As great as the welcoming nature of the conservatives in this country is, it’s slightly disturbing and raises many questions in my mind. I believe D’Souza has leveraged his unique position to his utmost advantage. Not only can he tell the conservative base what they want to hear but he backs up his points by pointing to his immigrant background and basically telling his supporters, look I’m not from this country but I’ve bought into everything the US has to offer and because I’ve seen otherwise I can tell you this IS the greatest country ever. On the otherhand the republicans use D’Souza as a symbol of US multiculturalism and opportunity. Now that I think of it, I see a unique opportunity for someone from a unique background to kiss some serious republican ass, tell them what they want to hear and eventually make the most of the opportunity. Michelle Malkin is another name that comes to mind who’s leveraged her minority status to a big advantage.

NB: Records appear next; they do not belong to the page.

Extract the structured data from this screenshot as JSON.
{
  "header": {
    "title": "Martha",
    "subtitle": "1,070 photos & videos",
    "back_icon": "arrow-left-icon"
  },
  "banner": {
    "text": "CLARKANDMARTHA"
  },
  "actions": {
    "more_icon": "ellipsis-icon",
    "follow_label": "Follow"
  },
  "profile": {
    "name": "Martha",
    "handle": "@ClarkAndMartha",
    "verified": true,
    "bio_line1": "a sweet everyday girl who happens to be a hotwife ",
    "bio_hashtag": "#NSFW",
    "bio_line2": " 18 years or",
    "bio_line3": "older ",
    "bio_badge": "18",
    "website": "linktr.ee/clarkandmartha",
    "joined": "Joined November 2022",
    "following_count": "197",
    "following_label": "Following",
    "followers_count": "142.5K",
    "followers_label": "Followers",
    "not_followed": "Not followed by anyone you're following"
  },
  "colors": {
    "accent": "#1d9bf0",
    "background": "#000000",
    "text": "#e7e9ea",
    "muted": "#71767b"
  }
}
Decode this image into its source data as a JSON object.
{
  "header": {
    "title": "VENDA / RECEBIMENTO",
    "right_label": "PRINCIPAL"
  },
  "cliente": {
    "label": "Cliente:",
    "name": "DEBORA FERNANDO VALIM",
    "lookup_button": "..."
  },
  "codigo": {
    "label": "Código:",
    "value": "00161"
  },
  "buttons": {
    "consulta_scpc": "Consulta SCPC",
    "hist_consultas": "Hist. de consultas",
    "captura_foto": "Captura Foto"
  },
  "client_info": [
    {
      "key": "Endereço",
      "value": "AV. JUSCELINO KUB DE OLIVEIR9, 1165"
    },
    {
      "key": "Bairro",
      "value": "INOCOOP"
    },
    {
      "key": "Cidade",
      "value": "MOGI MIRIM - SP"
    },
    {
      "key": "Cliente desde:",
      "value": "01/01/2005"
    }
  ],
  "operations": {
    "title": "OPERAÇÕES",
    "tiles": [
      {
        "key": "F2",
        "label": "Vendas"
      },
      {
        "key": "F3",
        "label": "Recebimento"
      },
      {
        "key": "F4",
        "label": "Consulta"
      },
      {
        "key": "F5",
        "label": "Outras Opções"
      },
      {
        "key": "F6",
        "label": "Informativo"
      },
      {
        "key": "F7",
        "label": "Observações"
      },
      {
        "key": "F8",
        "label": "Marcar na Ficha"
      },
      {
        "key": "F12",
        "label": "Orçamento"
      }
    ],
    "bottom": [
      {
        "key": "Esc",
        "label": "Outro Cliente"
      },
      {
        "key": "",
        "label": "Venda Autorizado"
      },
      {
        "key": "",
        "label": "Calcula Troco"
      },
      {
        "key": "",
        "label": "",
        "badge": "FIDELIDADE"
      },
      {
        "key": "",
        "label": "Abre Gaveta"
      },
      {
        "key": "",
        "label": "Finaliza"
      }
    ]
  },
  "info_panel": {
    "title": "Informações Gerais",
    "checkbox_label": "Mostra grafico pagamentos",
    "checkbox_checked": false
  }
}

D’Souza’s book reads more like an assessment of the peculiar behavior of Americans, the subtle message behind these asessment hinting towards the greatness he seeks to explain. Along the way he goes on to explain events in US history which have shaped the country as it is today. And it’s these events that I’ve enjoyed thus far.
What I haven’t enjoyed is D’Souza’s blatant conservative ass kissing. The man is shrewed enough to know he can make controversial points and back it up with his own experiences. Points almost every conservative wishes he could make but would not dare for fear of the repercussions. This is where D’Souza steps in and does the dirty work for them.

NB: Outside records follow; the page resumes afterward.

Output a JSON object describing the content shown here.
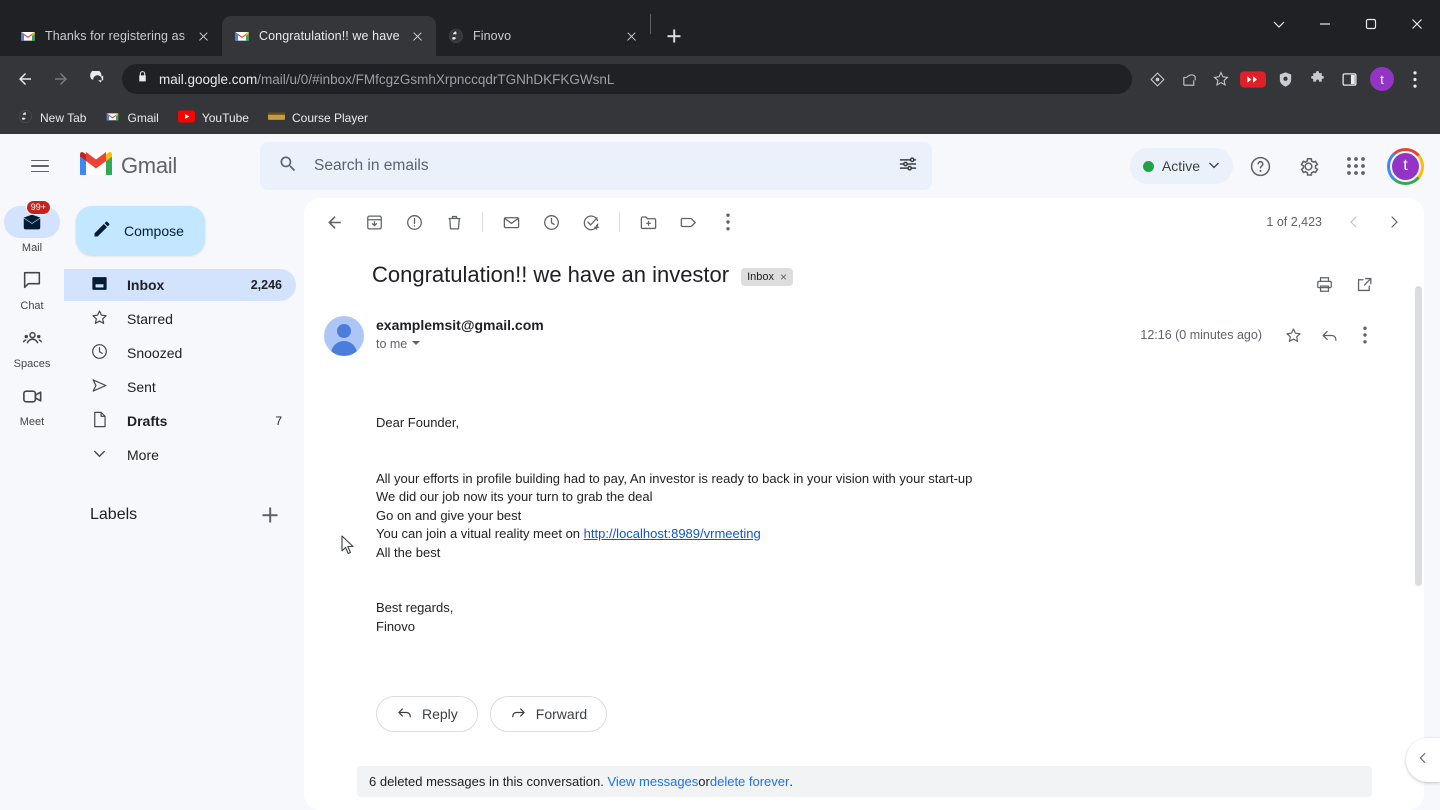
{
  "browser": {
    "tabs": [
      {
        "title": "Thanks for registering as an Inve",
        "favicon": "gmail-icon",
        "active": false
      },
      {
        "title": "Congratulation!! we have an inve",
        "favicon": "gmail-icon",
        "active": true
      },
      {
        "title": "Finovo",
        "favicon": "globe-icon",
        "active": false
      }
    ],
    "new_tab_label": "New tab",
    "window_controls": [
      "chevron-down",
      "minimize",
      "maximize",
      "close"
    ],
    "url_host": "mail.google.com",
    "url_path": "/mail/u/0/#inbox/FMfcgzGsmhXrpnccqdrTGNhDKFKGWsnL",
    "toolbar_icons": [
      "eye-diamond-icon",
      "share-icon",
      "star-icon",
      "fast-forward-badge-icon",
      "shield-icon",
      "puzzle-icon",
      "side-panel-icon",
      "more-vertical-icon"
    ],
    "profile_initial": "t",
    "bookmarks": [
      {
        "label": "New Tab",
        "icon": "globe-icon"
      },
      {
        "label": "Gmail",
        "icon": "gmail-icon"
      },
      {
        "label": "YouTube",
        "icon": "youtube-icon"
      },
      {
        "label": "Course Player",
        "icon": "course-icon"
      }
    ]
  },
  "gmail": {
    "app_name": "Gmail",
    "search": {
      "placeholder": "Search in emails",
      "value": "",
      "options_icon": "filter-options-icon"
    },
    "status": {
      "label": "Active",
      "color": "#1ea446"
    },
    "header_icons": [
      "help-icon",
      "settings-gear-icon",
      "apps-grid-icon"
    ],
    "account_initial": "t",
    "rail": [
      {
        "label": "Mail",
        "icon": "mail-icon",
        "badge": "99+",
        "active": true
      },
      {
        "label": "Chat",
        "icon": "chat-icon",
        "badge": "",
        "active": false
      },
      {
        "label": "Spaces",
        "icon": "spaces-icon",
        "badge": "",
        "active": false
      },
      {
        "label": "Meet",
        "icon": "meet-camera-icon",
        "badge": "",
        "active": false
      }
    ],
    "compose_label": "Compose",
    "nav_items": [
      {
        "label": "Inbox",
        "count": "2,246",
        "icon": "inbox-icon",
        "selected": true
      },
      {
        "label": "Starred",
        "count": "",
        "icon": "star-icon",
        "selected": false
      },
      {
        "label": "Snoozed",
        "count": "",
        "icon": "clock-icon",
        "selected": false
      },
      {
        "label": "Sent",
        "count": "",
        "icon": "send-icon",
        "selected": false
      },
      {
        "label": "Drafts",
        "count": "7",
        "icon": "draft-file-icon",
        "selected": false
      },
      {
        "label": "More",
        "count": "",
        "icon": "chevron-down-icon",
        "selected": false
      }
    ],
    "labels_title": "Labels",
    "toolbar_icons": [
      "back-arrow-icon",
      "archive-icon",
      "report-spam-icon",
      "delete-icon",
      "mark-unread-icon",
      "snooze-icon",
      "add-to-tasks-icon",
      "move-to-folder-icon",
      "labels-tag-icon",
      "more-vertical-icon"
    ],
    "pager_text": "1 of 2,423"
  },
  "email": {
    "subject": "Congratulation!! we have an investor",
    "label_chip": "Inbox",
    "label_chip_close": "×",
    "sender": "examplemsit@gmail.com",
    "recipient": "to me",
    "time": "12:16 (0 minutes ago)",
    "body": {
      "greeting": "Dear Founder,",
      "line1": "All your efforts in profile building had to pay, An investor is ready to back in your vision with your start-up",
      "line2": "We did our job now its your turn to grab the deal",
      "line3": "Go on and give your best",
      "line4_prefix": "You can join a vitual reality meet on ",
      "link_text": "http://localhost:8989/vrmeeting",
      "line5": "All the best",
      "signoff": "Best regards,",
      "signature": "Finovo"
    },
    "reply_label": "Reply",
    "forward_label": "Forward",
    "deleted_notice": {
      "prefix": "6 deleted messages in this conversation.",
      "view_link": "View messages",
      "middle": " or ",
      "delete_link": "delete forever",
      "suffix": "."
    }
  }
}
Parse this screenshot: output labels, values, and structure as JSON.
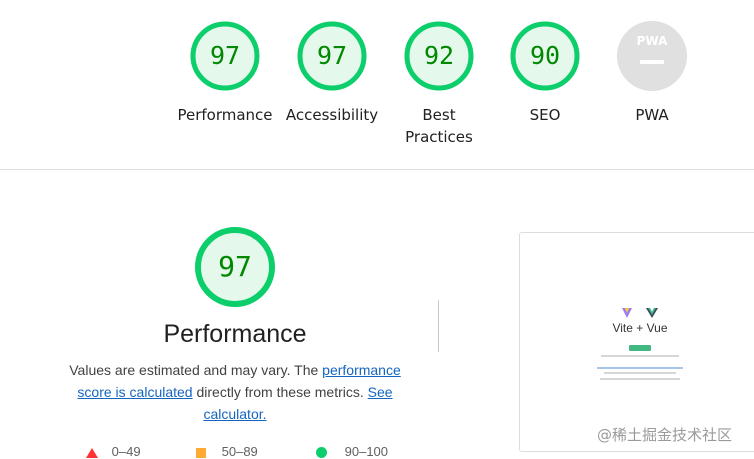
{
  "categories": [
    {
      "score": "97",
      "label": "Performance"
    },
    {
      "score": "97",
      "label": "Accessibility"
    },
    {
      "score": "92",
      "label_line1": "Best",
      "label_line2": "Practices"
    },
    {
      "score": "90",
      "label": "SEO"
    },
    {
      "badge": "PWA",
      "label": "PWA"
    }
  ],
  "main": {
    "score": "97",
    "title": "Performance",
    "desc_prefix": "Values are estimated and may vary. The ",
    "desc_link1": "performance score is calculated",
    "desc_middle": " directly from these metrics. ",
    "desc_link2": "See calculator."
  },
  "legend": [
    {
      "range": "0–49",
      "color": "#ff3333",
      "icon": "triangle-icon"
    },
    {
      "range": "50–89",
      "color": "#ffaa33",
      "icon": "square-icon"
    },
    {
      "range": "90–100",
      "color": "#0cce6b",
      "icon": "circle-icon"
    }
  ],
  "screenshot": {
    "title": "Vite + Vue"
  },
  "watermark": "@稀土掘金技术社区",
  "colors": {
    "pass": "#0cce6b",
    "pass_fill": "#e5f8ec",
    "pass_text": "#008800",
    "na": "#e0e0e0"
  }
}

His explanantions for why colonialism is a wonderful thing and how he’s benefitted from it, look at me, I was born in India and now I’m an English writer in America. Thanks colonialists, without you guys D’Souza would’ve never learnt English.

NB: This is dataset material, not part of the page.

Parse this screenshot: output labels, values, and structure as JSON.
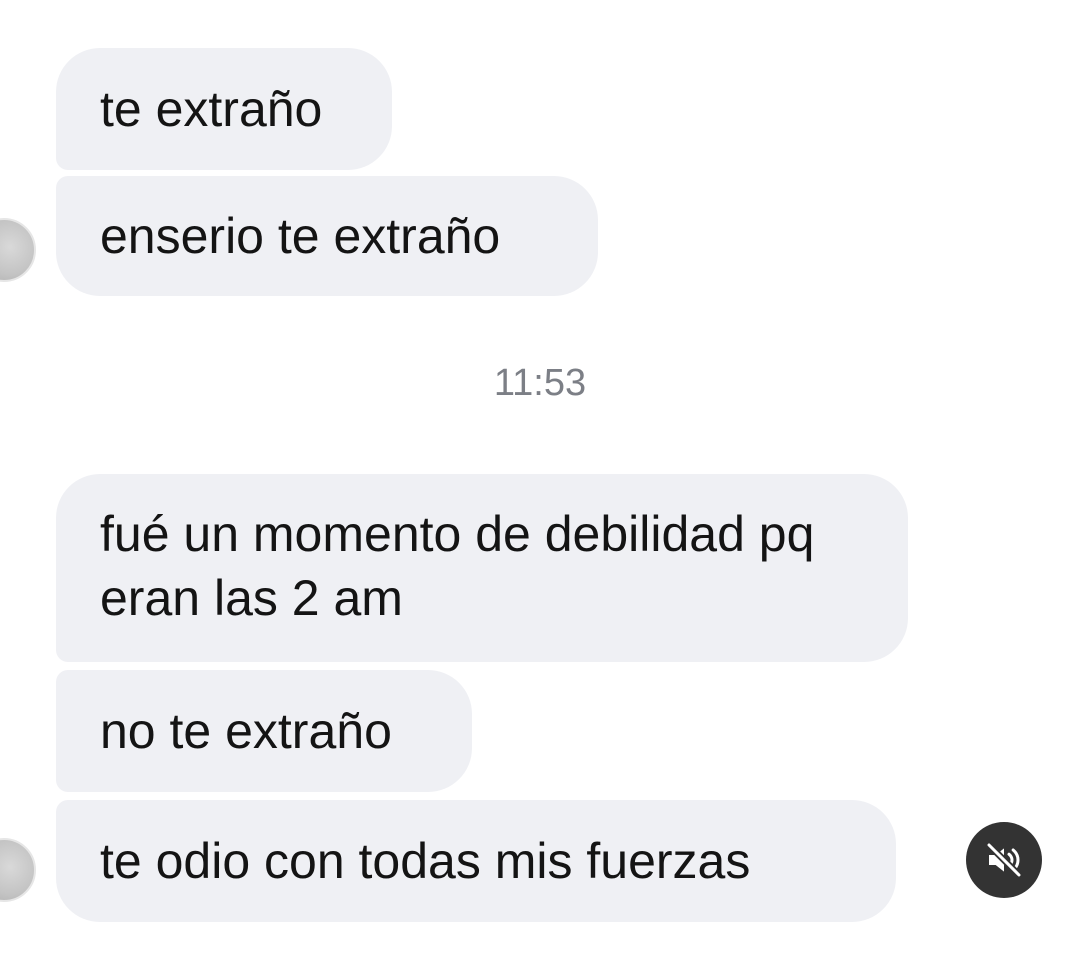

His arguments for why we should just accept it that Black people are inferior to Whites and Asians? Well, no invention or significant contribution to the arts or science have ever emenated from the dark continent. Further, impoverished whites and Asians perform better in tests such as the SAT, LSAT and GRE than even rich Black kids in America today so this must be a genetic fault.
I doubt there is any Republican in the US today who could write an article or deliver a speech telling people that there is no such thing as racism in the US today and that black people are genetically stupid. Although I don’t doubt there are scores of people who actually believe that. Amazing how D’Souza gets away with it. D’Souza’s core competence seems to be in delivering skewed, biased and even racist messages to a group of people who’re unable to deliver these messages themselves, yet they so dearly wish to hear these because it validates they’re beliefs, and this is why this man is still in demand.
As much as I disagree with the man’s personal belief’s, I find his book intriguing and maybe by the time I’m done with it, I’ll have an answer to the question, “What’s so great about America?”